Page Speed: Is My Site Fast Enough?

Michael Richardson
LeadFront
Published in
3 min readAug 13, 2018

An introduction to making your site faster and future proof

In Google’s Marketing Live 2018 event, Group Product Manager Jon Diorio said that as of a few weeks prior, the organic search engine team started factoring page speed into the organic ranking algorithm.

That means that SEO efforts must fundamentally change. Why the push for page speed?

53% of visits are abandoned if a site takes longer than 3 seconds to load.

-Google

Most businesses do not realize how much traffic they lose with a slow website. Google wants a better user experience, and they’re making it a reality by penalizing slow sites. A big reason for this is the mobile user, which represents an ever larger portion of online users searching for goods and services. For the mobile user using cell phone data, slow sites are the most damaging to the user experience.

Beyond organic rankings, you’re likely spending more in your Google Ads campaigns if your page speed is bad. Page speed is a big factor of landing page experience, which is a big factor in your quality score. Slow sites, therefore, literally waste money. And this isn’t the only way they waste money, according to Diorio.

“It pains me to see the number of advertisers who put all their effort into refining their targeting and optimizing their creatives, when their website takes 18–20 seconds to load, thereby killing any chance of conversion,” Diorio said.

How Do I Know How Fast My Site Is?

Fortunately, Google provides a few tools for that.

1. Google Analytics

There is an entire site speed section in Google Analytics, under the “Behavior” tab. We’d suggest using the “Speed Suggestions” tab to figure out load times, and what needs to be done to improve.

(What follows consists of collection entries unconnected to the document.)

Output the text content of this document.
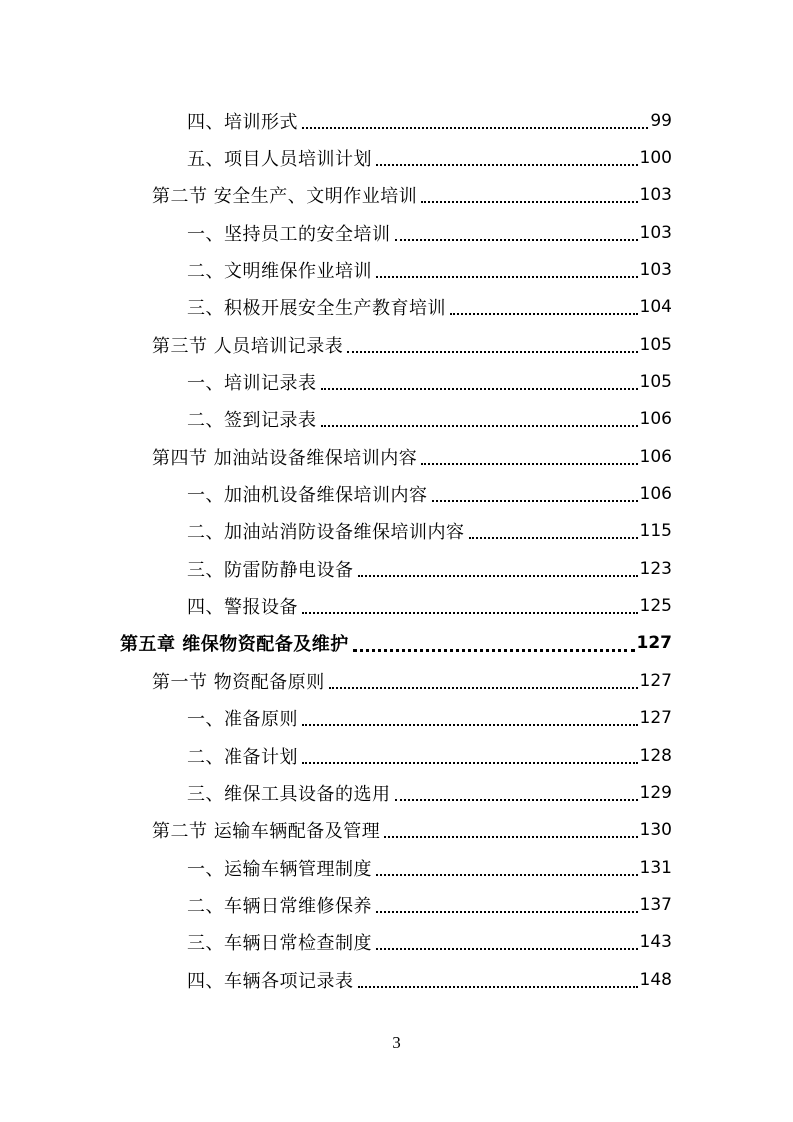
四、培训形式	99
五、项目人员培训计划	100
第二节 安全生产、文明作业培训	103
一、坚持员工的安全培训	103
二、文明维保作业培训	103
三、积极开展安全生产教育培训	104
第三节 人员培训记录表	105
一、培训记录表	105
二、签到记录表	106
第四节 加油站设备维保培训内容	106
一、加油机设备维保培训内容	106
二、加油站消防设备维保培训内容	115
三、防雷防静电设备	123
四、警报设备	125
第五章 维保物资配备及维护	127
第一节 物资配备原则	127
一、准备原则	127
二、准备计划	128
三、维保工具设备的选用	129
第二节 运输车辆配备及管理	130
一、运输车辆管理制度	131
二、车辆日常维修保养	137
三、车辆日常检查制度	143
四、车辆各项记录表	148
3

2. www.thinkwithgoogle.com/feature/mobile/

This is excellent for comparing your site to your competitors. That is really the measurement that matters most, since you’re going head-to-head with specific websites in most cases, not the entire internet. This is especially true for local businesses.

3. testmysite.thinkwithgoogle.com/

As a basic diagnostic tool, this is amazing. Google will even send you a detailed report of what you can change on your site to make it faster. Google really wants the internet to be faster.

What Are Common Issues?

The most common issues I see are images that are way too big, server response time issues, and CSS that isn’t properly compressed. Fortunately there are ways to deal with these issues even if you aren’t a programmer.

And if your page speed stinks, don’t worry, you’re not alone.

According to Google, the average mobile page takes 15 seconds to load.

If you’re site is a WordPress site, there are plenty of great plugins for optimizing images, compressing code, and caching. For optimizing images, try to get each image below 100kb in size. Just for reference, most photos taken from smartphones these days are at least several megabytes, so much larger than you want. Reducing the file size of an image without wrecking the quality isn’t overly complicated. Saving a jpeg in Photoshop, for example, you can decrease the image quality to 60 or 70 percent of the original, and drastically reduce file size without significant pixelation. In terms of dimension, most web images don’t need to be larger than a few hundred pixels in width or height, unless serving as a background image for an entire section. One plugin that I’ve used with some success for reducing image size within Wordpress sites is Optimus.

Autoptimize is a popular, highly ranked WordPress plugin for optimizing CSS and caching.

What About AMP?

Accelerated Mobile Pages (AMP) are the future of faster internet, and come highly recommended by Google. The average speed of AMP pages is 85% faster than standard mobile pages.

AMP pages are built with 3 core components:

  • AMP HTML: AMP HTML is HTML with some restrictions for reliable performance.
  • AMP JS: The AMP JS library ensures the fast rendering of AMP HTML pages.
  • AMP Cache: The Google AMP Cache can be used to serve cached AMP HTML pages.

There are WordPress plugins that can convert pages to AMP pages. But this is definitely something your web team should be researching.